Rules should be enforced in a reasonable, fair, and consistent manner.
2017: The Board claimed it was carrying out a fiduciary duty to the Association by engaging in a legal dispute with fellow homeowners.
Why did the Board spend over $51,000 of our HOA money in a legal dispute against one resident?
The fiduciary duty the Board claimed to be carrying out should pertain to the protection of all homeowners. Enforcement should be applied equally and fairly throughout our community.
Fellow homeowners, decide for yourselves:
Was the cost to our HOA worth it?
How did the Board’s decision to pursue biased and expensive legal action against a fellow resident benefit and protect the homeowners of Sewickley Ridge?
How did this legal dispute serve the best interest of the Association? Was it really necessary?
Or did arrogance, ego, jealousy, and resentment overpower common sense and good judgment?
It is come to my attention that some misstatements were made at a recent Board meeting regarding the lawsuit I filed in response to broken promises made by TOA and Board interference in the conflict that I have with this builder.
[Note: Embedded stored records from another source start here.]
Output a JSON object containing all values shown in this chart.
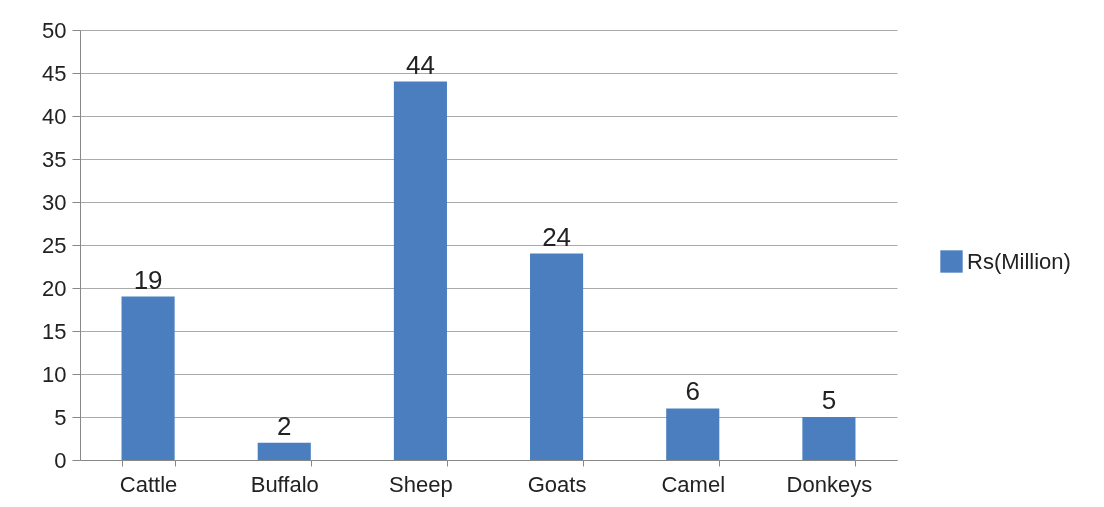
{
  "chart_data": {
    "type": "bar",
    "categories": [
      "Cattle",
      "Buffalo",
      "Sheep",
      "Goats",
      "Camel",
      "Donkeys"
    ],
    "series": [
      {
        "name": "Rs(Million)",
        "color": "#4a7ebf",
        "values": [
          19,
          2,
          44,
          24,
          6,
          5
        ]
      }
    ],
    "ylim": [
      0,
      50
    ],
    "yticks": [
      0,
      5,
      10,
      15,
      20,
      25,
      30,
      35,
      40,
      45,
      50
    ],
    "grid": "y",
    "legend": "right",
    "data_labels": true
  }
}
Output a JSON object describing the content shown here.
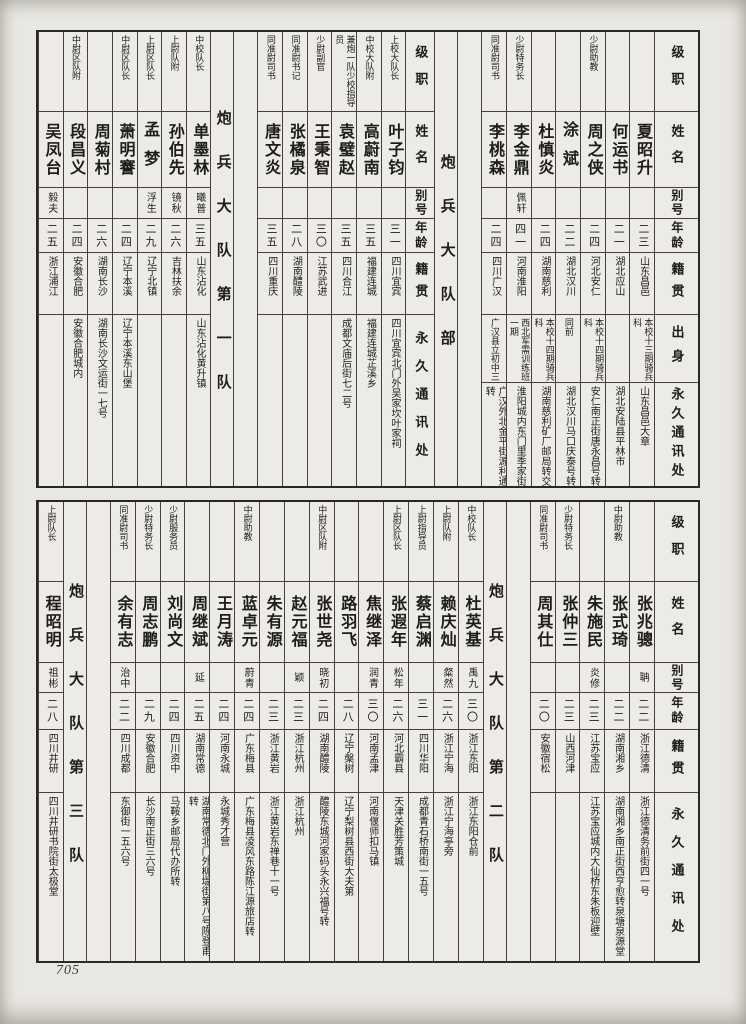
{
  "page": {
    "number": "705"
  },
  "tables": [
    {
      "name": "roster-upper",
      "row_labels_full": [
        "级职",
        "姓名",
        "别号",
        "年龄",
        "籍贯",
        "出身",
        "永久通讯处"
      ],
      "row_labels_short": [
        "级职",
        "姓名",
        "别号",
        "年龄",
        "籍贯",
        "永久通讯处"
      ],
      "columns": [
        {
          "kind": "header",
          "labels": "full"
        },
        {
          "kind": "person",
          "origin_row": true,
          "rank": "",
          "name": "夏昭升",
          "alias": "",
          "age": "二三",
          "native": "山东昌邑",
          "origin": "本校十三期骑兵科",
          "address": "山东昌邑大章"
        },
        {
          "kind": "person",
          "origin_row": true,
          "rank": "",
          "name": "何运书",
          "alias": "",
          "age": "二一",
          "native": "湖北应山",
          "origin": "",
          "address": "湖北安陆县平林市"
        },
        {
          "kind": "person",
          "origin_row": true,
          "rank": "少尉助教",
          "name": "周之侠",
          "alias": "",
          "age": "二四",
          "native": "河北安仁",
          "origin": "本校十四期骑兵科",
          "address": "安仁南正街唐永昌号转"
        },
        {
          "kind": "person",
          "origin_row": true,
          "rank": "",
          "name": "涂斌",
          "alias": "",
          "age": "二二",
          "native": "湖北汉川",
          "origin": "同前",
          "address": "湖北汉川马口庆泰号转"
        },
        {
          "kind": "person",
          "origin_row": true,
          "rank": "",
          "name": "杜慎炎",
          "alias": "",
          "age": "二四",
          "native": "湖南慈利",
          "origin": "本校十四期骑兵科",
          "address": "湖南慈利矿厂邮局转交"
        },
        {
          "kind": "person",
          "origin_row": true,
          "rank": "少尉特务长",
          "name": "李金鼎",
          "alias": "佩轩",
          "age": "四一",
          "native": "河南淮阳",
          "origin": "西北军需训练班一期",
          "address": "淮阳城内东门里季家街"
        },
        {
          "kind": "person",
          "origin_row": true,
          "rank": "同准尉司书",
          "name": "李桃森",
          "alias": "",
          "age": "二四",
          "native": "四川广汉",
          "origin": "广汉县立初中三",
          "address": "广汉外北金平街源利通转"
        },
        {
          "kind": "spacer"
        },
        {
          "kind": "section",
          "label": "炮兵大队部"
        },
        {
          "kind": "header",
          "labels": "short"
        },
        {
          "kind": "person",
          "origin_row": false,
          "rank": "上校大队长",
          "name": "叶子钧",
          "alias": "",
          "age": "三一",
          "native": "四川宜宾",
          "address": "四川宜宾北门外吴家坎叶家祠"
        },
        {
          "kind": "person",
          "origin_row": false,
          "rank": "中校大队附",
          "name": "高蔚南",
          "alias": "",
          "age": "三五",
          "native": "福建连城",
          "address": "福建连城芷溪乡"
        },
        {
          "kind": "person",
          "origin_row": false,
          "rank": "兼炮一队少校指导员",
          "name": "袁璧赵",
          "alias": "",
          "age": "三五",
          "native": "四川合江",
          "address": "成都文庙后街七二号"
        },
        {
          "kind": "person",
          "origin_row": false,
          "rank": "少尉副官",
          "name": "王秉智",
          "alias": "",
          "age": "三〇",
          "native": "江苏武进",
          "address": ""
        },
        {
          "kind": "person",
          "origin_row": false,
          "rank": "同准尉书记",
          "name": "张橘泉",
          "alias": "",
          "age": "二八",
          "native": "湖南醴陵",
          "address": ""
        },
        {
          "kind": "person",
          "origin_row": false,
          "rank": "同准尉司书",
          "name": "唐文炎",
          "alias": "",
          "age": "三五",
          "native": "四川重庆",
          "address": ""
        },
        {
          "kind": "spacer"
        },
        {
          "kind": "section",
          "label": "炮兵大队第一队"
        },
        {
          "kind": "person",
          "origin_row": false,
          "rank": "中校队长",
          "name": "单墨林",
          "alias": "曦普",
          "age": "三五",
          "native": "山东沾化",
          "address": "山东沾化黄升镇"
        },
        {
          "kind": "person",
          "origin_row": false,
          "rank": "上尉队附",
          "name": "孙伯先",
          "alias": "镜秋",
          "age": "二六",
          "native": "吉林扶余",
          "address": ""
        },
        {
          "kind": "person",
          "origin_row": false,
          "rank": "上尉区队长",
          "name": "孟梦",
          "alias": "浮生",
          "age": "二九",
          "native": "辽宁北镇",
          "address": ""
        },
        {
          "kind": "person",
          "origin_row": false,
          "rank": "中尉区队长",
          "name": "萧明謇",
          "alias": "",
          "age": "二四",
          "native": "辽宁本溪",
          "address": "辽宁本溪东山堡"
        },
        {
          "kind": "person",
          "origin_row": false,
          "rank": "",
          "name": "周菊村",
          "alias": "",
          "age": "二六",
          "native": "湖南长沙",
          "address": "湖南长沙文运街一七号"
        },
        {
          "kind": "person",
          "origin_row": false,
          "rank": "中尉区队附",
          "name": "段昌义",
          "alias": "",
          "age": "二四",
          "native": "安徽合肥",
          "address": "安徽合肥城内"
        },
        {
          "kind": "person",
          "origin_row": false,
          "rank": "",
          "name": "吴凤台",
          "alias": "毅夫",
          "age": "二五",
          "native": "浙江浦江",
          "address": ""
        }
      ]
    },
    {
      "name": "roster-lower",
      "row_labels_full": [
        "级职",
        "姓名",
        "别号",
        "年龄",
        "籍贯",
        "出身",
        "永久通讯处"
      ],
      "row_labels_short": [
        "级职",
        "姓名",
        "别号",
        "年龄",
        "籍贯",
        "永久通讯处"
      ],
      "columns": [
        {
          "kind": "header",
          "labels": "short"
        },
        {
          "kind": "person",
          "origin_row": false,
          "rank": "",
          "name": "张兆骢",
          "alias": "聃",
          "age": "二二",
          "native": "浙江德清",
          "address": "浙江德清务前街四一号"
        },
        {
          "kind": "person",
          "origin_row": false,
          "rank": "中尉助教",
          "name": "张式琦",
          "alias": "",
          "age": "二二",
          "native": "湖南湘乡",
          "address": "湖南湘乡南正街西亨愈转泉塘泉源堂"
        },
        {
          "kind": "person",
          "origin_row": false,
          "rank": "",
          "name": "朱施民",
          "alias": "炎修",
          "age": "二三",
          "native": "江苏宝应",
          "address": "江苏宝应城内大仙桥东朱板迎壁"
        },
        {
          "kind": "person",
          "origin_row": false,
          "rank": "少尉特务长",
          "name": "张仲三",
          "alias": "",
          "age": "二三",
          "native": "山西河津",
          "address": ""
        },
        {
          "kind": "person",
          "origin_row": false,
          "rank": "同准尉司书",
          "name": "周其仕",
          "alias": "",
          "age": "二〇",
          "native": "安徽宿松",
          "address": ""
        },
        {
          "kind": "spacer"
        },
        {
          "kind": "section",
          "label": "炮兵大队第二队"
        },
        {
          "kind": "person",
          "origin_row": false,
          "rank": "中校队长",
          "name": "杜英基",
          "alias": "禹九",
          "age": "三〇",
          "native": "浙江东阳",
          "address": "浙江东阳仓前"
        },
        {
          "kind": "person",
          "origin_row": false,
          "rank": "上尉队附",
          "name": "赖庆灿",
          "alias": "粲然",
          "age": "二六",
          "native": "浙江宁海",
          "address": "浙江宁海亭旁"
        },
        {
          "kind": "person",
          "origin_row": false,
          "rank": "上尉指导员",
          "name": "蔡启渊",
          "alias": "",
          "age": "三一",
          "native": "四川华阳",
          "address": "成都青石桥南街一五号"
        },
        {
          "kind": "person",
          "origin_row": false,
          "rank": "上尉区队长",
          "name": "张遐年",
          "alias": "松年",
          "age": "二六",
          "native": "河北霸县",
          "address": "天津关胜芳策城"
        },
        {
          "kind": "person",
          "origin_row": false,
          "rank": "",
          "name": "焦继泽",
          "alias": "润青",
          "age": "三〇",
          "native": "河南孟津",
          "address": "河南偃师扣马镇"
        },
        {
          "kind": "person",
          "origin_row": false,
          "rank": "",
          "name": "路羽飞",
          "alias": "",
          "age": "二八",
          "native": "辽宁槃树",
          "address": "辽宁梨树县西街大夫第"
        },
        {
          "kind": "person",
          "origin_row": false,
          "rank": "中尉区队附",
          "name": "张世尧",
          "alias": "晓初",
          "age": "二四",
          "native": "湖南醴陵",
          "address": "醴陵东城河家码头永兴福号转"
        },
        {
          "kind": "person",
          "origin_row": false,
          "rank": "",
          "name": "赵元福",
          "alias": "颖",
          "age": "二三",
          "native": "浙江杭州",
          "address": "浙江杭州"
        },
        {
          "kind": "person",
          "origin_row": false,
          "rank": "",
          "name": "朱有源",
          "alias": "",
          "age": "二三",
          "native": "浙江黄岩",
          "address": "浙江黄岩东禅巷十一号"
        },
        {
          "kind": "person",
          "origin_row": false,
          "rank": "中尉助教",
          "name": "蓝卓元",
          "alias": "蔚青",
          "age": "二四",
          "native": "广东梅县",
          "address": "广东梅县凌风东路陈江源旅店转"
        },
        {
          "kind": "person",
          "origin_row": false,
          "rank": "",
          "name": "王月涛",
          "alias": "",
          "age": "二四",
          "native": "河南永城",
          "address": "永城秀才营"
        },
        {
          "kind": "person",
          "origin_row": false,
          "rank": "",
          "name": "周继斌",
          "alias": "延",
          "age": "二五",
          "native": "湖南常德",
          "address": "湖南常德北门外柳堤街第八号陈登甫转"
        },
        {
          "kind": "person",
          "origin_row": false,
          "rank": "少尉服务员",
          "name": "刘尚文",
          "alias": "",
          "age": "二四",
          "native": "四川资中",
          "address": "马鞍乡邮局代办所转"
        },
        {
          "kind": "person",
          "origin_row": false,
          "rank": "少尉特务长",
          "name": "周志鹏",
          "alias": "",
          "age": "二九",
          "native": "安徽合肥",
          "address": "长沙南正街三六号"
        },
        {
          "kind": "person",
          "origin_row": false,
          "rank": "同准尉司书",
          "name": "余有志",
          "alias": "治中",
          "age": "二二",
          "native": "四川成都",
          "address": "东御街一五六号"
        },
        {
          "kind": "spacer"
        },
        {
          "kind": "section",
          "label": "炮兵大队第三队"
        },
        {
          "kind": "person",
          "origin_row": false,
          "rank": "上尉队长",
          "name": "程昭明",
          "alias": "祖彬",
          "age": "二八",
          "native": "四川井研",
          "address": "四川井研书院街太极堂"
        }
      ]
    }
  ]
}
It was allegedly stated that I have continued to construct roadblocks to settlement. This is not true. One of these “road blocks” was a suggestion that a heater be provided by the Board in the event of an outdoor meeting. This was a sarcastic remark made by plaintiff’s attorney in frustration over the parties’ failure to come to agreement over a meeting place to discuss settlement options. I am quite surprised and amused that anyone would take that remark seriously.
Another issue was the request by plaintiff’s female attorney that her and her client’s personal safety are assured during meetings. This request was in response to inappropriate language used by defendants during a conference call. Plaintiff’s attorney perceived this language to be threatening and promptly terminated the call. Plaintiff’s attorney was reasonably concerned about the personal safety of herself and her client after this phone call, especially since defendant’s counsel suggested meeting at a remote and isolated facility.
A comment was also made that there was an offer to “follow the rules in the future.” This was a gross misinterpretation of plaintiff attorney’s attempts to discuss “grandfather clauses” which are provisions to allow an old rule to apply to an existing situation with the understanding that new rules apply in future cases. Grandfather clauses are often applicable in cases such as this and reasonable Boards use them in order to avoid expensive litigation and ill will.
The truth is that I have consistently tried to follow community guidelines. I do not care about the rock wall that has driven this Board into a three-year frenzy. That wall was constructed by a landscaper that I hired to build the patio that TOA promised me. Since construction began after I closed on the house, TOA could not charge me a commission. So, they refused to give me the patio they promised me during their sales pitch. I agreed with their modifications, gave the rulebook to the landscaper, and put him in touch with the TOA property managers. To my knowledge, I was then “in compliance.”
Then the fines began by a TOA controlled Board. (It is interesting to note that TOA hired my landscaper to work on their other properties and three of the model homes at the Cranberry site have an exact replica of this wall).
I have made numerous attempts to settle this case. I do not care about the notion of “winning.” My ego is not that fragile. I have repeatedly offered to dismantle the rock wall in exchange for an 8-foot extension of the existing patio that has an awning. I have submitted drawings on several occasions to verify that this patio would be in compliance with guidelines. There is a sewer easement involved but the township has given me permission to encroach upon it. But the Board wishes to proceed with expensive arbitration. Again.
Another aspect of the case involves my claim against a Board member for arbitrary application of the rules. I have sufficient evidence to support this claim.